The Sqoop command to import data into the HDFS is: (– = 2 dashes!)
sqoop import –connect –table –username –password
A JDBC connection string is required to connect to the MS SQL server. This means a JDBC driver for SQL Server needs to be installed on the Hadoop environment. The Sandbox runs on CentOS, which is a Linux distribution (basic commands). These are the steps I followed:
1. Find the JDBC drivers for MS SQL on Microsoft, currently sqljdbc_4.0.2206.100_enu.tar.gz.
2. To download it to the VM, you need specific rights, so we need to switch accounts and create a new session with the root user. Type su – root and enter the password hadoop.
3. Move to the sqoop directory: cd /usr/lib/sqoop
4. Download the driver with this command: wget http://download.microsoft.com/download/0/2/A/02AAE597-3865-456C-AE7F-613F99F850A8/sqljdbc_4.0.2206.100_enu.tar.gz
5. Unzip: gunzip sqljdbc_4.0.2206.100_enu.tar.gz
6. Extract tar: tar –xvf sqljdbc_4.0.2206.100_enu.tar. This doesn’t seem to work in Bash, so you need to login to the VM itself to process this step…
7. Copy the jar files to the lib: cp /sqljdbc_4.0/enu/*.jar /usr/lib/sqoop/lib
Now the JDBC SQL Server driver is ready to be used. Because Sqoop tries to connect to your SQL Server from ‘the outside’, you need to adjust your local firewall settings. Make sure port 1433 is open for ‘public’.

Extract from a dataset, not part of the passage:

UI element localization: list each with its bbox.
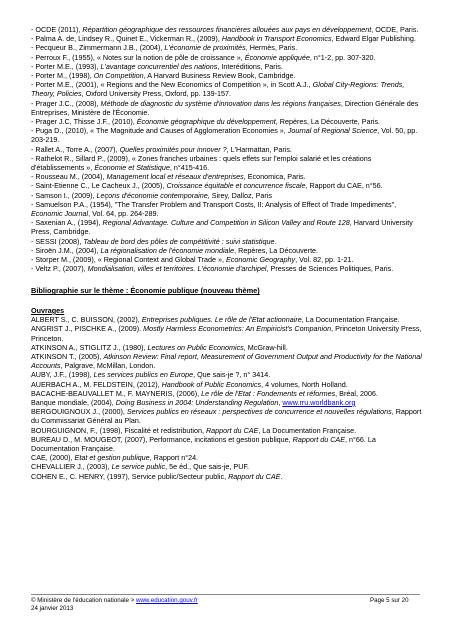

The sqoop command to import can look like this:
sqoop import –connect “jdbc:sqlserver://192.168.25.1:1433;databasename=mssqldatabase;” –table mytable –username sqluseraccount –password mypwd –hive-import
The IP address is the IP of my local machine. I added the optional – -hive-import flag which means that after the import into HDFS, it will import the data into a Hive table (and yes, sending password like this is insecure).
The import can take a while, good luck!